Observability: Making Agent Behavior Debuggable
If you can't see what the agent did, you can't fix what went wrong.
Why observability is different for agents
In traditional software, observability means logs, metrics, and traces of system behavior. For agentic systems, you need all of that — plus traces of reasoning behavior: what did the agent plan, what did it decide, what did it change its mind about?
The three observability layers
Layer 1: Code-level observability
Standard: logs, error traces, test results. These are produced by the verification pipeline and should be written to the state file after every loop.
Layer 2: Session-level observability
What happened in this agent session? A structured session log should capture:
- Which files were read
- Which files were modified
- Which tests were run and their results
- The agent's self-assessment at session end
Layer 3: Harness-level observability
Over time: is the harness working? Track metrics like:
- Task completion rate per session
- Verification pipeline pass rate
- Scope violations (out-of-bounds file edits)

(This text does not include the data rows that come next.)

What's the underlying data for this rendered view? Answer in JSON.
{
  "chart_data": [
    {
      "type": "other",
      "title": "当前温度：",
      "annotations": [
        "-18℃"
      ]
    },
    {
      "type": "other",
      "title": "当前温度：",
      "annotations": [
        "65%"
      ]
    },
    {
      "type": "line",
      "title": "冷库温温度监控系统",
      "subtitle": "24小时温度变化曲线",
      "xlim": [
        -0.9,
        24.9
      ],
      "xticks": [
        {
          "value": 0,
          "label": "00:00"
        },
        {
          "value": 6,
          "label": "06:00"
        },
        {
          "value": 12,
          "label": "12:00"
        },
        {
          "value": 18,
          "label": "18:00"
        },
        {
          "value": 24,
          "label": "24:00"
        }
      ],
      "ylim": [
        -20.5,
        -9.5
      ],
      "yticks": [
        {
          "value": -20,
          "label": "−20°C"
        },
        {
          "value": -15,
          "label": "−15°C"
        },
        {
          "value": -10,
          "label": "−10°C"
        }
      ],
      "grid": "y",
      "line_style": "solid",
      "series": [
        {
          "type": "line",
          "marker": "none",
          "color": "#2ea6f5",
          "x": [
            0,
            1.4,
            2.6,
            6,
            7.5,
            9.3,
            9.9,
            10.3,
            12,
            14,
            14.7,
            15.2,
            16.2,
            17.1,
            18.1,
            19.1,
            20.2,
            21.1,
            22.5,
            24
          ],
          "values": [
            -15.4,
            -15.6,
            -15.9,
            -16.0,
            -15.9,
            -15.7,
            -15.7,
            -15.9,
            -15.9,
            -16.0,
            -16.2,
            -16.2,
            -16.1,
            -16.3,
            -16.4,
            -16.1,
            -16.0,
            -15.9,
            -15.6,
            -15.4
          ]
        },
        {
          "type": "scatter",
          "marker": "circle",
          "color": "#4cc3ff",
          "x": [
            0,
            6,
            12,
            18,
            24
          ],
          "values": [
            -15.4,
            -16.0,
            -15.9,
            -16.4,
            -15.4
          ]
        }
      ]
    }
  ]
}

- Session restart rate (proxy for context loss)
Practical instrumentation
The minimum viable observability setup:
bash
# At session end, the agent writes:
echo '{
"session_id": "2026-04-17-001",
"tasks_completed": ["feat/auth-login"],
"tasks_failed": [],
"files_modified": ["src/auth/login.ts", "tests/auth.test.ts"],
"verification": "passed",
"next_task": "feat/auth-logout"
}' > .agent/session-log.jsonThis file is committed to git, giving you a full audit trail of every agent session.